1: Preoperative Care Flashcards
What general categories of active cardiac conditions require cardiology workup and treatment before elective noncardiac surgery? (3)
- Unstable coronary syndromes (recent MI, unstable antina, severe angina)
- Decompensated HF (class IV, worsening, or new-onset)
- Significant arrhythmias (high-grade AV block, symptomatic ventricular arrhythmias, supraventricular arrhythmias with HR > 100 bpm)
What are “significant arrhythmias” that count as active cardiac conditions requiring cardiology workup and treatment prior to elective surgery?
High-grade AV block (Mobitz II or 3rd-degree)
Symptomatic ventricular arrhythmia
Supraventricular arrhythmias with HR > 100 bpm
What is a systemic risk of spinal anesthesia?
Who is at high risk of this complication? (3)
Hypotension (due to loss of peripheral vasoconstriction and ability to increase CO)
At-risk: CAD, low EF, diabetic PAD with neuropathy
How long should ibuprofen be discontinued prior to surgery (if indicated)? Aspirin?
Ibuprofen and other NSAIDs: 2 days
Aspirin: 7-10 days
What is indicated if a screening indicates a Q wave with no known MI history?
Cardiology consult. (Depending on other risk factors and METs, a stress test may also be indicated)
How should DM patients on oral hypoglycemic agents be managed on surgery day?
What range should perioperative glucose levels be in?

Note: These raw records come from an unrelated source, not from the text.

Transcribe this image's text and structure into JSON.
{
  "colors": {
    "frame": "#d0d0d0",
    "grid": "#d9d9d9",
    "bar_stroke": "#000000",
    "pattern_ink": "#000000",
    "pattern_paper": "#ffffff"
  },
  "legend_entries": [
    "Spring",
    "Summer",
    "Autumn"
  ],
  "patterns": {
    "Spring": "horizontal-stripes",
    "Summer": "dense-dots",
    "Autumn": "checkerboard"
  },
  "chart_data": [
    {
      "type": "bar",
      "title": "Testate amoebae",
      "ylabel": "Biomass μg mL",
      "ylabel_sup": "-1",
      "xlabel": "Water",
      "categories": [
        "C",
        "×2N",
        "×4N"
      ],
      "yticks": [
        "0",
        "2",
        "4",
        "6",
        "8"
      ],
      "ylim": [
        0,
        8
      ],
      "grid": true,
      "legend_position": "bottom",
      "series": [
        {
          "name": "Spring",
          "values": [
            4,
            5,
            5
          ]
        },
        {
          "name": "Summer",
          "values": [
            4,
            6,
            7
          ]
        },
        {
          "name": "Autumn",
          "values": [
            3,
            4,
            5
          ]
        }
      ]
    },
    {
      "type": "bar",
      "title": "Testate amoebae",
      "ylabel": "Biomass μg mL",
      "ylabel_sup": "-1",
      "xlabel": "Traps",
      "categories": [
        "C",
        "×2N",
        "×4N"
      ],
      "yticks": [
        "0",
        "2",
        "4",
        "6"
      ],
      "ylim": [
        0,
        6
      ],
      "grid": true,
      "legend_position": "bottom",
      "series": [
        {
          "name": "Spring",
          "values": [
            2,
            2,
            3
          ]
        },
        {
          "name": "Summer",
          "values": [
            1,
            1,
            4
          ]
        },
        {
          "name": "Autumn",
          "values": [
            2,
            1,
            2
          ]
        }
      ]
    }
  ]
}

Hold oral hypoglycemics on surgery day, manage with glucose measurements, insulin, and dextrose.
Glucose should be 100-250 mg/dL, or else surgery should be delayed until brought into that range.
Other than dehydration, what can lead to polycythemia?
Polycythemia vera, COP, and EPO-secreting RCC or HCC
What should be done if a DM patient is discovered to have a toe infection on the day of elective surgery? UTI?
Postpone until infection treated (increased risk of surgical site infections if have active infection elsewhere)
What blood pressure is associated with increased risk of CV complications and indicates delay of elective surgery?
Diastolic >110.
How long should a patient abstain from smoking before surgery?
6-8 weeks
What is a potential early sign of a COPD exacerbation?
What should be done if this is discovered prior to elective surgery?
Change in sputum color (e.g. to green or brown).
Treat with antibiotics, reschedule surgery after treatment
What tests should be performed in a patient with COPR prior to surgery?
CXR, ABG. Also CBC and EKG per table 1-4.
What is a warning value of PaO2 on ABG? PaCO2?
PaO2 < 60 mm Hg suggests pulmonary HTN.
PaCO > 45 associated with high perioperative morbidity.
What are indicators of increased perioperative risk of pulmonary complications?
Highly increased risk: FEV1 <35% of predicted
Moderately-to-highly increased risk: Pulmonary artery pressure >25 mm Hg
Moderately increased risk:
FEV1 <70% predicted
FVC <50-75% predicted
PaCO2 > 45 mm Hg:
How can a patient with severe COPD be managed when urgent surgery is required?
Bronchodilators, corticosteroids, antibiotics.
What is a contraindication for laparoscopic surgery?
Poor cardiopulmonary reserve (pneumoperitoneum can exacerbate hypercapnea and lead to secondary tachycardia)
How should acute cholecystitis be managed in a patient with contraindications to surgery but who is not responding to medical management?
Cholecystotomy
How long should elective surgery be delayed after an MI?
At least 60 days
Which BBB can be a normal variant?
RBBB. LBBB is always indicative of underlying disease.
How many PVCs per minute is considered significant? What should be done if this is found on preoperative workup?
More than 5.
Workup for underlying ventricular disease. Prophylactic aniarrhythmics have not been proven benificial
What test should be performed in a patient with a loud carotid bruit?
Duplex US
What degree of carotid stenosis indicates possible benefit of preoperative carotid endarterectomy before vascular surgery if they have a stroke history? No stroke history?
Stroke history: >70% stenosis
No stroke history: >80% stenosis
What factors are included in the Child classification of liver failure? MELD score?
Child’s: Bilirubin, albumin, ascites, encephalopathy, nutrition
MELD: Bilirubin, INR, creatinine
How should prolonged prothrombin time be managed in a liver failure patient prior to surgery?